Character names often mean quite a lot to some authors. A character can be named "Hope" or "Solita" for very good reasons other than the fact that the author simply likes the sound of the name. The unreliable male narrators in Irish author John Banville's books almost always have highly significant names. "Max Morden," the protagonist of Banville's 2005 Booker winning novel The Sea is one. So is the family called "the Graces."

A character has to have a name that "fits," but a character doesn't have to have a name that's significant. In fact, if you choose to use a significant name, you should limit it to one character only or it's going to be way too obvious to even the dullest reader.

The use of symbols is another way to add beautiful imagery to your fiction writing. I love symbols. I could write a book about symbols and nothing else. But I won't.

If you choose to include a symbol or symbols in your writing, you need to be very, very subtle about it. For example, we all know the Statue of Liberty symbolizes freedom, but to use this in a story would be trite and cliche, it's so obvious. However, the cooing of a mourning dove to symbolize sadness or melancholy could be used effectively. Withered and faded flowers could symbolize a death of some kind. Rain is often used to symbolize many things, some of them happy and some sad depending on the story and how the symbol is used.

Don't, for heaven's sake, tell your reader what your symbol means. It's your job to choose the right symbol and integrate it into the story perfectly; it's the reader's job to be perceptive enough to know what it means.

One of my favorite symbols is the green light on the Buchanan's dock in F. Scott Fitzgerald's quintessential novel of the Jazz Age, The Great Gatsby. What does it mean? It's your job to figure it out. Fitzgerald was a masterful writer and he wisely didn't tell us.

Ninety-nine percent of the stories I read contain no imagery or contain imagery used in the wrong way. More than ninety-nine percent of the stories I read could benefit from one of more of the techniques of imagery used in the right way.

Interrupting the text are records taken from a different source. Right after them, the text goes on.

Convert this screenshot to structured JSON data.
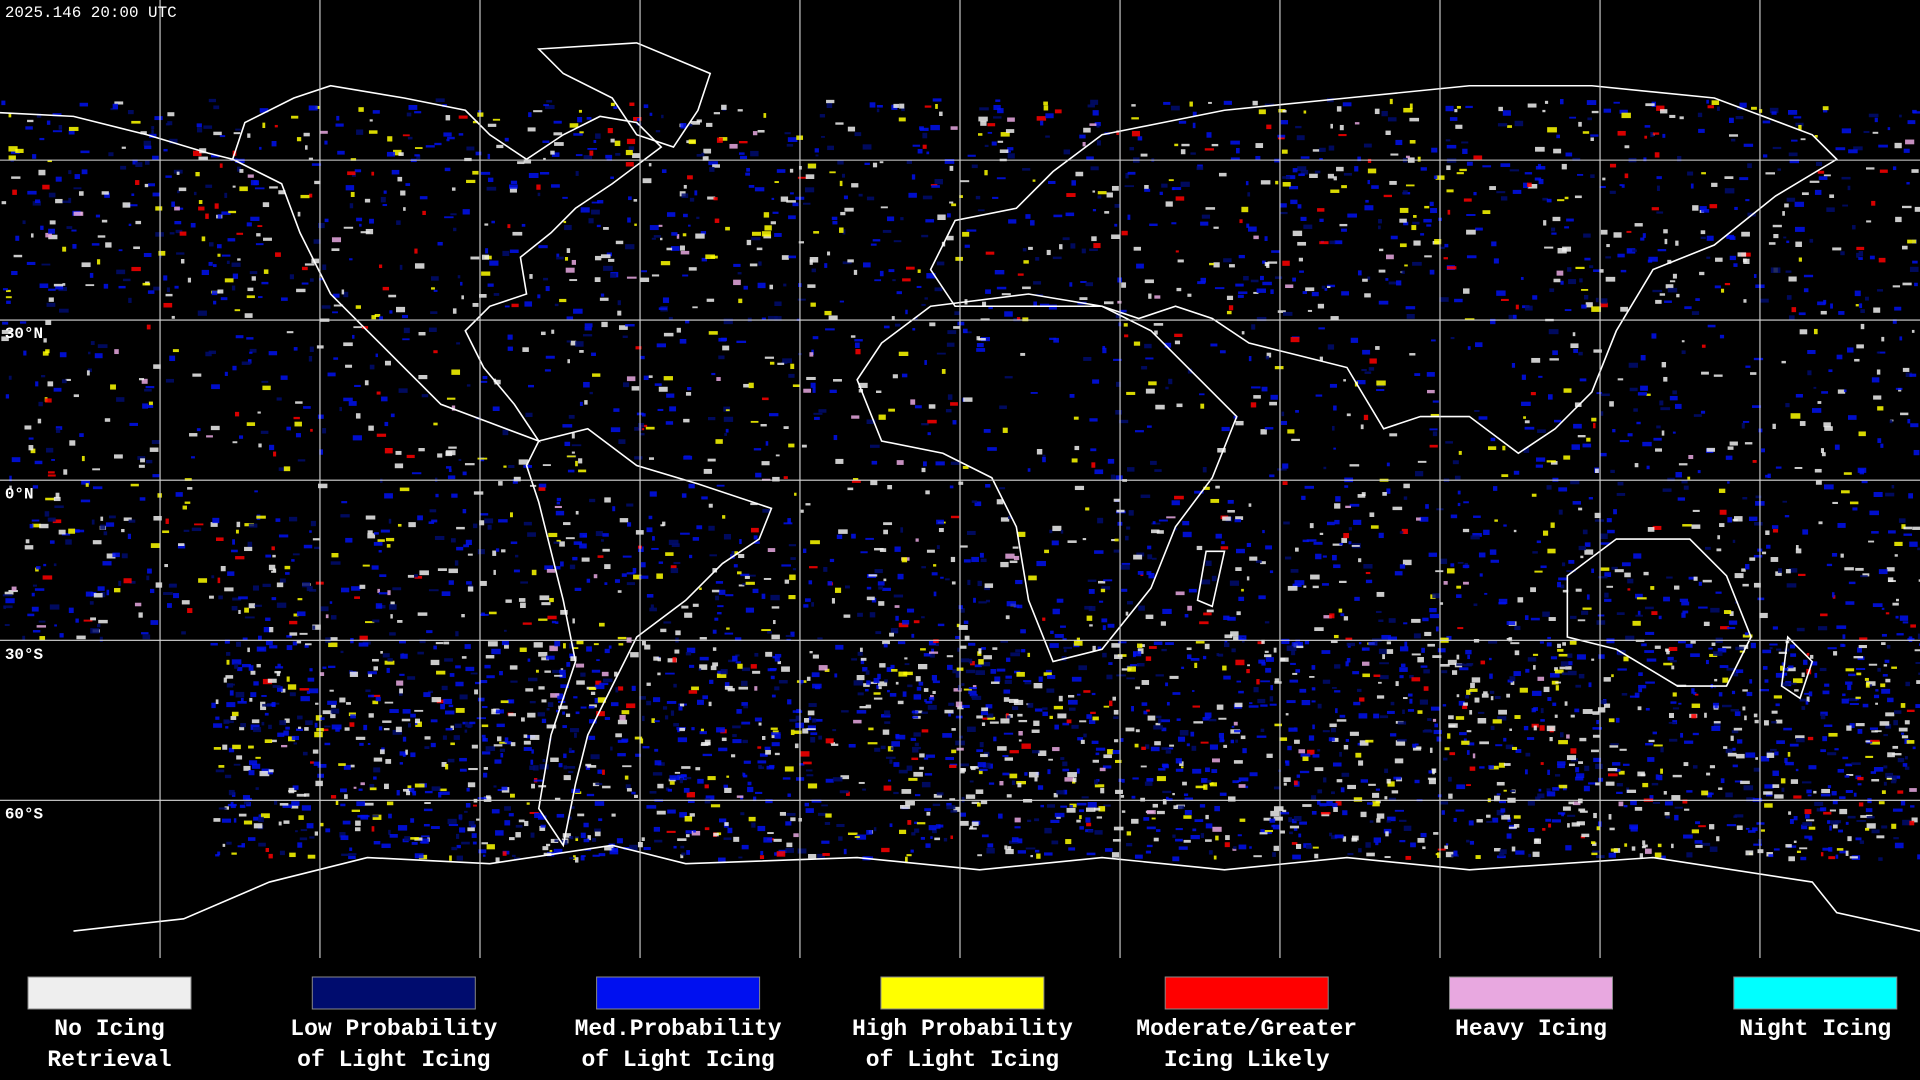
{
  "header": {
    "timestamp": "2025.146 20:00 UTC"
  },
  "map": {
    "latitude_labels": [
      "30°N",
      "0°N",
      "30°S",
      "60°S"
    ]
  },
  "legend": {
    "items": [
      {
        "lines": [
          "No Icing",
          "Retrieval"
        ],
        "color": "#eeeeee"
      },
      {
        "lines": [
          "Low Probability",
          "of Light Icing"
        ],
        "color": "#000c6e"
      },
      {
        "lines": [
          "Med.Probability",
          "of Light Icing"
        ],
        "color": "#0010f0"
      },
      {
        "lines": [
          "High Probability",
          "of Light Icing"
        ],
        "color": "#ffff00"
      },
      {
        "lines": [
          "Moderate/Greater",
          "Icing Likely"
        ],
        "color": "#ff0000"
      },
      {
        "lines": [
          "Heavy Icing"
        ],
        "color": "#e8a8e0"
      },
      {
        "lines": [
          "Night Icing"
        ],
        "color": "#00ffff"
      }
    ]
  }
}
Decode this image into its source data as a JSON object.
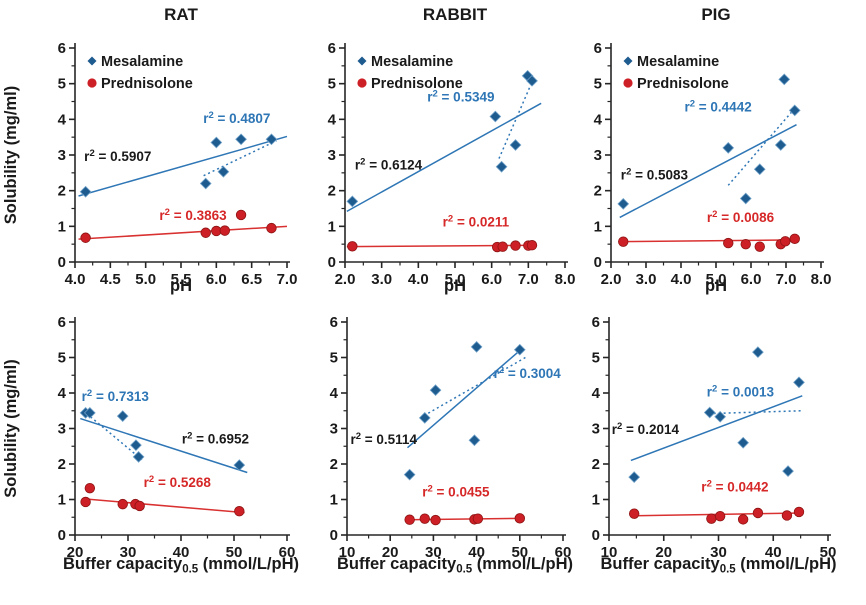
{
  "figure": {
    "ylabel": "Solubility (mg/ml)",
    "legend": [
      {
        "label": "Mesalamine",
        "marker": "diamond"
      },
      {
        "label": "Prednisolone",
        "marker": "circle"
      }
    ],
    "palette": {
      "mesalamine_marker": "#1E5C90",
      "mesalamine_marker_edge": "#6FA0C8",
      "mesalamine_line": "#2E76B5",
      "mesalamine_label": "#2E76B5",
      "prednisolone_marker": "#CD2026",
      "prednisolone_marker_edge": "#8E1313",
      "prednisolone_line": "#D93030",
      "prednisolone_label": "#D62828",
      "axis": "#262626",
      "text": "#1A1A1A"
    }
  },
  "chart_data": [
    {
      "id": "rat-ph",
      "type": "scatter",
      "title": "RAT",
      "xlabel_parts": [
        {
          "t": "pH"
        }
      ],
      "xlim": [
        4,
        7
      ],
      "xtick_values": [
        4,
        4.5,
        5,
        5.5,
        6,
        6.5,
        7
      ],
      "xtick_labels": [
        "4.0",
        "4.5",
        "5.0",
        "5.5",
        "6.0",
        "6.5",
        "7.0"
      ],
      "ylim": [
        0,
        6
      ],
      "ytick_values": [
        0,
        1,
        2,
        3,
        4,
        5,
        6
      ],
      "show_legend": true,
      "show_ylabel": true,
      "series": [
        {
          "name": "Mesalamine",
          "points": [
            [
              4.15,
              1.97
            ],
            [
              5.85,
              2.2
            ],
            [
              6.0,
              3.35
            ],
            [
              6.1,
              2.53
            ],
            [
              6.35,
              3.44
            ],
            [
              6.78,
              3.44
            ]
          ]
        },
        {
          "name": "Prednisolone",
          "points": [
            [
              4.15,
              0.68
            ],
            [
              5.85,
              0.82
            ],
            [
              6.0,
              0.87
            ],
            [
              6.12,
              0.88
            ],
            [
              6.35,
              1.32
            ],
            [
              6.78,
              0.95
            ]
          ]
        }
      ],
      "trends": [
        {
          "line": "solid",
          "color": "#2E76B5",
          "x1": 4.05,
          "y1": 1.85,
          "x2": 7.0,
          "y2": 3.52,
          "r2": "0.5907",
          "lx": 4.13,
          "ly": 2.83,
          "anchor": "start",
          "lcolor": "#1A1A1A"
        },
        {
          "line": "dotted",
          "color": "#2E76B5",
          "x1": 5.82,
          "y1": 2.42,
          "x2": 6.85,
          "y2": 3.4,
          "r2": "0.4807",
          "lx": 6.29,
          "ly": 3.9,
          "anchor": "middle",
          "lcolor": "#2E76B5"
        },
        {
          "line": "solid",
          "color": "#D93030",
          "x1": 4.05,
          "y1": 0.64,
          "x2": 7.0,
          "y2": 1.0,
          "r2": "0.3863",
          "lx": 5.67,
          "ly": 1.18,
          "anchor": "middle",
          "lcolor": "#D62828"
        }
      ]
    },
    {
      "id": "rabbit-ph",
      "type": "scatter",
      "title": "RABBIT",
      "xlabel_parts": [
        {
          "t": "pH"
        }
      ],
      "xlim": [
        2,
        8
      ],
      "xtick_values": [
        2,
        3,
        4,
        5,
        6,
        7,
        8
      ],
      "xtick_labels": [
        "2.0",
        "3.0",
        "4.0",
        "5.0",
        "6.0",
        "7.0",
        "8.0"
      ],
      "ylim": [
        0,
        6
      ],
      "ytick_values": [
        0,
        1,
        2,
        3,
        4,
        5,
        6
      ],
      "show_legend": true,
      "show_ylabel": false,
      "series": [
        {
          "name": "Mesalamine",
          "points": [
            [
              2.2,
              1.7
            ],
            [
              6.1,
              4.08
            ],
            [
              6.27,
              2.67
            ],
            [
              6.65,
              3.28
            ],
            [
              6.98,
              5.22
            ],
            [
              7.1,
              5.08
            ]
          ]
        },
        {
          "name": "Prednisolone",
          "points": [
            [
              2.2,
              0.44
            ],
            [
              6.15,
              0.42
            ],
            [
              6.3,
              0.43
            ],
            [
              6.65,
              0.46
            ],
            [
              7.0,
              0.46
            ],
            [
              7.1,
              0.47
            ]
          ]
        }
      ],
      "trends": [
        {
          "line": "solid",
          "color": "#2E76B5",
          "x1": 2.05,
          "y1": 1.42,
          "x2": 7.35,
          "y2": 4.45,
          "r2": "0.6124",
          "lx": 2.27,
          "ly": 2.6,
          "anchor": "start",
          "lcolor": "#1A1A1A"
        },
        {
          "line": "dotted",
          "color": "#2E76B5",
          "x1": 6.2,
          "y1": 2.9,
          "x2": 7.08,
          "y2": 5.0,
          "r2": "0.5349",
          "lx": 5.16,
          "ly": 4.5,
          "anchor": "middle",
          "lcolor": "#2E76B5"
        },
        {
          "line": "solid",
          "color": "#D93030",
          "x1": 2.05,
          "y1": 0.43,
          "x2": 7.2,
          "y2": 0.47,
          "r2": "0.0211",
          "lx": 5.57,
          "ly": 1.0,
          "anchor": "middle",
          "lcolor": "#D62828"
        }
      ]
    },
    {
      "id": "pig-ph",
      "type": "scatter",
      "title": "PIG",
      "xlabel_parts": [
        {
          "t": "pH"
        }
      ],
      "xlim": [
        2,
        8
      ],
      "xtick_values": [
        2,
        3,
        4,
        5,
        6,
        7,
        8
      ],
      "xtick_labels": [
        "2.0",
        "3.0",
        "4.0",
        "5.0",
        "6.0",
        "7.0",
        "8.0"
      ],
      "ylim": [
        0,
        6
      ],
      "ytick_values": [
        0,
        1,
        2,
        3,
        4,
        5,
        6
      ],
      "show_legend": true,
      "show_ylabel": false,
      "series": [
        {
          "name": "Mesalamine",
          "points": [
            [
              2.35,
              1.63
            ],
            [
              5.35,
              3.2
            ],
            [
              5.85,
              1.78
            ],
            [
              6.25,
              2.6
            ],
            [
              6.85,
              3.28
            ],
            [
              6.95,
              5.12
            ],
            [
              7.25,
              4.25
            ]
          ]
        },
        {
          "name": "Prednisolone",
          "points": [
            [
              2.35,
              0.57
            ],
            [
              5.35,
              0.53
            ],
            [
              5.85,
              0.5
            ],
            [
              6.25,
              0.43
            ],
            [
              6.85,
              0.5
            ],
            [
              6.98,
              0.58
            ],
            [
              7.25,
              0.65
            ]
          ]
        }
      ],
      "trends": [
        {
          "line": "solid",
          "color": "#2E76B5",
          "x1": 2.25,
          "y1": 1.25,
          "x2": 7.3,
          "y2": 3.85,
          "r2": "0.5083",
          "lx": 2.28,
          "ly": 2.32,
          "anchor": "start",
          "lcolor": "#1A1A1A"
        },
        {
          "line": "dotted",
          "color": "#2E76B5",
          "x1": 5.35,
          "y1": 2.15,
          "x2": 7.2,
          "y2": 4.25,
          "r2": "0.4442",
          "lx": 5.06,
          "ly": 4.22,
          "anchor": "middle",
          "lcolor": "#2E76B5"
        },
        {
          "line": "solid",
          "color": "#D93030",
          "x1": 2.25,
          "y1": 0.57,
          "x2": 7.3,
          "y2": 0.62,
          "r2": "0.0086",
          "lx": 5.7,
          "ly": 1.12,
          "anchor": "middle",
          "lcolor": "#D62828"
        }
      ]
    },
    {
      "id": "rat-buffer",
      "type": "scatter",
      "title": "",
      "xlabel_parts": [
        {
          "t": "Buffer capacity"
        },
        {
          "t": "0.5",
          "sub": true
        },
        {
          "t": " (mmol/L/pH)"
        }
      ],
      "xlim": [
        20,
        60
      ],
      "xtick_values": [
        20,
        30,
        40,
        50,
        60
      ],
      "xtick_labels": [
        "20",
        "30",
        "40",
        "50",
        "60"
      ],
      "ylim": [
        0,
        6
      ],
      "ytick_values": [
        0,
        1,
        2,
        3,
        4,
        5,
        6
      ],
      "show_legend": false,
      "show_ylabel": true,
      "series": [
        {
          "name": "Mesalamine",
          "points": [
            [
              22,
              3.44
            ],
            [
              22.8,
              3.44
            ],
            [
              29,
              3.35
            ],
            [
              31.5,
              2.53
            ],
            [
              32,
              2.2
            ],
            [
              51,
              1.97
            ]
          ]
        },
        {
          "name": "Prednisolone",
          "points": [
            [
              22,
              0.93
            ],
            [
              22.8,
              1.32
            ],
            [
              29,
              0.87
            ],
            [
              31.4,
              0.87
            ],
            [
              32.2,
              0.82
            ],
            [
              51,
              0.67
            ]
          ]
        }
      ],
      "trends": [
        {
          "line": "solid",
          "color": "#2E76B5",
          "x1": 21.0,
          "y1": 3.28,
          "x2": 52.5,
          "y2": 1.76,
          "r2": "0.6952",
          "lx": 46.5,
          "ly": 2.58,
          "anchor": "middle",
          "lcolor": "#1A1A1A"
        },
        {
          "line": "dotted",
          "color": "#2E76B5",
          "x1": 22.2,
          "y1": 3.42,
          "x2": 32.8,
          "y2": 2.1,
          "r2": "0.7313",
          "lx": 27.6,
          "ly": 3.78,
          "anchor": "middle",
          "lcolor": "#2E76B5"
        },
        {
          "line": "solid",
          "color": "#D93030",
          "x1": 21.5,
          "y1": 1.02,
          "x2": 52.0,
          "y2": 0.63,
          "r2": "0.5268",
          "lx": 39.3,
          "ly": 1.35,
          "anchor": "middle",
          "lcolor": "#D62828"
        }
      ]
    },
    {
      "id": "rabbit-buffer",
      "type": "scatter",
      "title": "",
      "xlabel_parts": [
        {
          "t": "Buffer capacity"
        },
        {
          "t": "0.5",
          "sub": true
        },
        {
          "t": " (mmol/L/pH)"
        }
      ],
      "xlim": [
        10,
        60
      ],
      "xtick_values": [
        10,
        20,
        30,
        40,
        50,
        60
      ],
      "xtick_labels": [
        "10",
        "20",
        "30",
        "40",
        "50",
        "60"
      ],
      "ylim": [
        0,
        6
      ],
      "ytick_values": [
        0,
        1,
        2,
        3,
        4,
        5,
        6
      ],
      "show_legend": false,
      "show_ylabel": false,
      "series": [
        {
          "name": "Mesalamine",
          "points": [
            [
              24.5,
              1.7
            ],
            [
              28,
              3.3
            ],
            [
              30.5,
              4.08
            ],
            [
              39.5,
              2.67
            ],
            [
              40,
              5.3
            ],
            [
              50,
              5.22
            ]
          ]
        },
        {
          "name": "Prednisolone",
          "points": [
            [
              24.5,
              0.43
            ],
            [
              28,
              0.46
            ],
            [
              30.5,
              0.42
            ],
            [
              39.5,
              0.44
            ],
            [
              40.3,
              0.46
            ],
            [
              50,
              0.47
            ]
          ]
        }
      ],
      "trends": [
        {
          "line": "solid",
          "color": "#2E76B5",
          "x1": 24.0,
          "y1": 2.46,
          "x2": 50.6,
          "y2": 5.26,
          "r2": "0.5114",
          "lx": 10.8,
          "ly": 2.56,
          "anchor": "start",
          "lcolor": "#1A1A1A"
        },
        {
          "line": "dotted",
          "color": "#2E76B5",
          "x1": 27.8,
          "y1": 3.36,
          "x2": 51.3,
          "y2": 5.0,
          "r2": "0.3004",
          "lx": 59.5,
          "ly": 4.42,
          "anchor": "end",
          "lcolor": "#2E76B5"
        },
        {
          "line": "solid",
          "color": "#D93030",
          "x1": 24.0,
          "y1": 0.43,
          "x2": 50.6,
          "y2": 0.47,
          "r2": "0.0455",
          "lx": 35.2,
          "ly": 1.08,
          "anchor": "middle",
          "lcolor": "#D62828"
        }
      ]
    },
    {
      "id": "pig-buffer",
      "type": "scatter",
      "title": "",
      "xlabel_parts": [
        {
          "t": "Buffer capacity"
        },
        {
          "t": "0.5",
          "sub": true
        },
        {
          "t": " (mmol/L/pH)"
        }
      ],
      "xlim": [
        10,
        50
      ],
      "xtick_values": [
        10,
        20,
        30,
        40,
        50
      ],
      "xtick_labels": [
        "10",
        "20",
        "30",
        "40",
        "50"
      ],
      "ylim": [
        0,
        6
      ],
      "ytick_values": [
        0,
        1,
        2,
        3,
        4,
        5,
        6
      ],
      "show_legend": false,
      "show_ylabel": false,
      "series": [
        {
          "name": "Mesalamine",
          "points": [
            [
              14.6,
              1.63
            ],
            [
              28.4,
              3.45
            ],
            [
              30.3,
              3.33
            ],
            [
              34.5,
              2.6
            ],
            [
              37.2,
              5.15
            ],
            [
              42.7,
              1.8
            ],
            [
              44.7,
              4.3
            ]
          ]
        },
        {
          "name": "Prednisolone",
          "points": [
            [
              14.6,
              0.6
            ],
            [
              28.7,
              0.46
            ],
            [
              30.3,
              0.53
            ],
            [
              34.5,
              0.44
            ],
            [
              37.2,
              0.62
            ],
            [
              42.5,
              0.55
            ],
            [
              44.7,
              0.65
            ]
          ]
        }
      ],
      "trends": [
        {
          "line": "solid",
          "color": "#2E76B5",
          "x1": 14.0,
          "y1": 2.1,
          "x2": 45.3,
          "y2": 3.92,
          "r2": "0.2014",
          "lx": 10.5,
          "ly": 2.85,
          "anchor": "start",
          "lcolor": "#1A1A1A"
        },
        {
          "line": "dotted",
          "color": "#2E76B5",
          "x1": 28.2,
          "y1": 3.42,
          "x2": 45.3,
          "y2": 3.5,
          "r2": "0.0013",
          "lx": 34.0,
          "ly": 3.9,
          "anchor": "middle",
          "lcolor": "#2E76B5"
        },
        {
          "line": "solid",
          "color": "#D93030",
          "x1": 14.0,
          "y1": 0.54,
          "x2": 45.3,
          "y2": 0.62,
          "r2": "0.0442",
          "lx": 33.0,
          "ly": 1.22,
          "anchor": "middle",
          "lcolor": "#D62828"
        }
      ]
    }
  ]
}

Writers of short stories have so many tools at their disposal. We aren't like the screenwriter or the poor playwright who must forego description. Make use of these techniques to deepen your story and to increase the emotional power and beauty of your prose. If you overuse them at first, that's fine. Overusing them is one way to learn to use them judiciously. Using them judiciously and properly is a very, very good way to catch the eye of an editor or publisher. And that, I think, is one of the goals of almost everyone who writes.